Офис Леонида Дмитриевича Кудлина находился в неприметном месте на Старой Басманной улице, занимая небольшое двухэтажное помещение. В свое время Кудлин получил второе, юридическое, образование и теперь был членом московской коллегии адвокатов, что позволяло ему открыть свою юридическую консультацию, в которой не давали консультации и не работали с клиентами. В преступном мире Москвы все знали, что Кудлин работает только на Рашковского и является его правой рукой. Однако переезжать в величественный офис компании патрона Кудлин всегда отказывался, полагая, что правильнее находиться на некотором отдалении от своего работодателя и напарника.
В его здании, кроме самого Кудлина, работало еще несколько человек, которые выполняли наиболее деликатные поручения своего босса. Кудлин не понимал и не принимал внешнего антуража. Огромные кабинеты с массивной мебелью, украшенные персидскими коврами, были не для него. В его кабинетах все было просто и максимально удобно. Дешевая шведская мебель, очень простые телефоны, обычные вешалки из металлических отходов, чешские обои. Кудлин знал, что настоящая власть не в антураже, а в реальных деньгах и влиянии, которым располагал Рашковский, а значит, и его советник. Единственное исключение, которое безусловно допускалось, это спецтехника, которой был нашпигован его двухэтажный офис. Буквально каждый сантиметр был под контролем. Везде стояли скремблеры и скэллеры, не позволявшие посторонним услышать, о чем говорят хозяева кабинетов. Даже в оконные рамы были вмонтированы специальные приборы, мешавшие считывать разговоры с вибрации оконных стекол. Именно здесь Кудлин чувствовал себя достаточно комфортно, чтобы разговаривать с нужными людьми на важные темы и не опасаться, что его могут услышать. В особняке был и отдельный кабинет, защищенный со всех сторон, какой обычно оборудуется в зарубежных посольствах для шифровальщиков и сотрудников службы безопасности. В этом кабинете Кудлин принимал самых важных гостей.
Приехав на работу, он кивнул своему секретарю, пожилой женщине, работавшей с ним почти тридцать лет, и прошел в тот самый закрытый кабинет, где полагалось проводить самые важные беседы. Он ждал вызванного сюда человека, чтобы переговорить с ним по последним делам. Но гость запаздывал, и он позвал своего помощника – Иосифа Мейгеша. Это был мужчина ниже среднего роста, лысый, со смешными оттопыренными ушами, крупным носом и печальными карими глазами. Мейгеш работал с Кудлиным уже достаточно давно, если среди окружения Леонида Дмитриевич и был человек, которому он верил несколько больше остальных, это был именно Иосиф Мейгеш.

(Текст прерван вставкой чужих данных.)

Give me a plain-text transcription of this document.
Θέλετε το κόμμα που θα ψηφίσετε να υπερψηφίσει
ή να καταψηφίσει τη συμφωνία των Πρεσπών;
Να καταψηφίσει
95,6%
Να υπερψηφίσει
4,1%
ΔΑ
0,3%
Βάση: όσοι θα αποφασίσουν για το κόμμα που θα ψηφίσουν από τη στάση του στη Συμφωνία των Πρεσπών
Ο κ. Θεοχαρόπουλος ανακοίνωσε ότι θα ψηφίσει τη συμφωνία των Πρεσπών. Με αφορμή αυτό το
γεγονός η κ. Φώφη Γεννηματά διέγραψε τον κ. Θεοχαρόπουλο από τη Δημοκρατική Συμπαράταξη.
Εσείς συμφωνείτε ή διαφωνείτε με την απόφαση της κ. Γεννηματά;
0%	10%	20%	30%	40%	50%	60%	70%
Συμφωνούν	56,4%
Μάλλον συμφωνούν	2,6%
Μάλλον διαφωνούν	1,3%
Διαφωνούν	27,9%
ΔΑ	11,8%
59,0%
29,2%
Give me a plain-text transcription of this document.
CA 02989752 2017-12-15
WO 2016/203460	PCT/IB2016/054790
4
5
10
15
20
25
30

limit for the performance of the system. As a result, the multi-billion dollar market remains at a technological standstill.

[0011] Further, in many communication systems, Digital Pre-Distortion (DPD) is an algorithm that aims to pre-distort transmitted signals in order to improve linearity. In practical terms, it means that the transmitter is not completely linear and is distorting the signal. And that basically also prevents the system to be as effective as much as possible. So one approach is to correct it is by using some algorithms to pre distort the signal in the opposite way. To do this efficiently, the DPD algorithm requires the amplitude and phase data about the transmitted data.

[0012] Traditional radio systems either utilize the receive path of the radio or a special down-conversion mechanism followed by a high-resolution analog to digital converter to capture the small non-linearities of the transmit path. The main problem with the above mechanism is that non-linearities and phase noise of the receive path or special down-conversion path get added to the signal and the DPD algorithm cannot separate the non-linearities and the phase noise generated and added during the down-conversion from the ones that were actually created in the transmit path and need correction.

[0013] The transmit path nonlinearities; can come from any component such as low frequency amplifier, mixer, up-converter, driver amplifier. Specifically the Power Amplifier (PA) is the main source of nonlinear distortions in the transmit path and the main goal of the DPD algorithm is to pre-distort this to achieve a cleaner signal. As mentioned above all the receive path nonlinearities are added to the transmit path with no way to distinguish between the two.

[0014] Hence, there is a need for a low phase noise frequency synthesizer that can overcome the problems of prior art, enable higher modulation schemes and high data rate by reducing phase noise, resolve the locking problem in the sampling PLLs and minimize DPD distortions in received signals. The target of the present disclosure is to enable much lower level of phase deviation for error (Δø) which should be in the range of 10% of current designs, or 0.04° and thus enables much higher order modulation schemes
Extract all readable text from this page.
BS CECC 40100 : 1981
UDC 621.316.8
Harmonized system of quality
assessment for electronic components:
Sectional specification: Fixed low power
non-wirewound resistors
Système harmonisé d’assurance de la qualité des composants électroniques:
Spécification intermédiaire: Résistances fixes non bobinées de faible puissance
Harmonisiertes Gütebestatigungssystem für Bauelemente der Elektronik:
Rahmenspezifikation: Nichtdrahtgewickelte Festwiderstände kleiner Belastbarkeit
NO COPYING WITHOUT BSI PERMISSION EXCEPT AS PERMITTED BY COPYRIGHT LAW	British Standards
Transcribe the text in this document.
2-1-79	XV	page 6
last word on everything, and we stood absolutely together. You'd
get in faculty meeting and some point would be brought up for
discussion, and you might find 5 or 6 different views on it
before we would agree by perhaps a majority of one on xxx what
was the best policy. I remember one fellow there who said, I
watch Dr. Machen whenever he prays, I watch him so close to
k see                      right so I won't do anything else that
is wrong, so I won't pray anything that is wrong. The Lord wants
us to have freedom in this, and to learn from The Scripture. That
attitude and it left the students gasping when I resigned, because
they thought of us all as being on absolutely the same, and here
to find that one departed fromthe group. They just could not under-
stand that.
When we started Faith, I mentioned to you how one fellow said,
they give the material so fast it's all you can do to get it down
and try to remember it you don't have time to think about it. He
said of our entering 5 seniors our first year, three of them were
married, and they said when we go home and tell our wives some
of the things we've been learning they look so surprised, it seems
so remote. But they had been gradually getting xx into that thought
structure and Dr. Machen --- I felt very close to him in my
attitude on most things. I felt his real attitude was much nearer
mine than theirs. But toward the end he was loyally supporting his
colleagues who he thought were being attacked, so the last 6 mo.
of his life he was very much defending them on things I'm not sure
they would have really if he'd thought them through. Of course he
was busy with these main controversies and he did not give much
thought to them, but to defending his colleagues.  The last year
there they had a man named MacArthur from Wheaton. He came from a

– Мне нужны все данные по Джамалу, – сразу сказал Кудлин, – все, что сможешь найти. Его новые связи, его возможные помощники, его сфера бизнеса. Это ведь он инструктировал Реваза перед его отправкой в Испанию?
– Да, – кивнул Мейгеш, – он отвечал за отправку Реваза.
– И если миссия Реваза провалилась – значит, виноват лично Джамал, – сделал вывод Кудлин.
Помощник с непроницаемым выражением лица смотрел на него. Кудлин знал, что когда у Иосифа появляется такое выражение и он молчит, значит, не согласен со своим патроном.
– Что не так? – спросил Леонид Дмитриевич. – Разве я не прав?
– Не совсем, – ответил Мейгеш. – Кто в таком случае ответит за провал миссии Леонаса? Его готовили мы с вами.
Он деликатно сказал «мы», хотя инструкции Леонасу давал лично Кудлин. Леонид Дмитриевич улыбнулся. Он ценил своего помошника за деликатность и ум.
– Согласен, это не аргумент. Но Джамал точно знал, что мы посылаем и второго, хотя не мог знать его имени. И Леонаса взяли только в Барселоне, на встрече с их представителем.
– Я все проверю, – понял Мейгеш. – У вас что-нибудь еще?
– Нужен подходящий человек. Достаточно разумный, грамотный, понимающий. Но в то же самое время «попка-дурак», которого мы смогли бы использовать втемную. С одной стороны, он будет проверять качество товара, а с другой – ничего не должен знать.
– Это сложная задача.
– Нужно найти.
– Будем искать, – согласился Мейгеш.
– И учти, что времени у нас почти нет. Ты меня понимаешь?
– Начнем немедленно.
Раздался телефонный звонок, и Кудлин снял трубку.
– Прибыл наш гость, – услышал он сообщение.
– Пусть машина въедет во двор, – приказал Леонид Дмитриевич.
На улице уже стоял «Мерседес» с тонированными стеклами, и когда ворота открылись, машина медленно проехала во двор. Из салона автомобиля вышел неизвестный гость и быстрым шагом прошел в здание. В коридоре его встретил Мейгеш, который проводил приехавшего к кабинету Кудлина. Это был тот самый кабинет без окон и дверей, где хозяин чувствовал себя более защищенно.
Гость усмехнулся, когда за ним захлопнулась железная дверь, и подошел к столу, протягивая руку.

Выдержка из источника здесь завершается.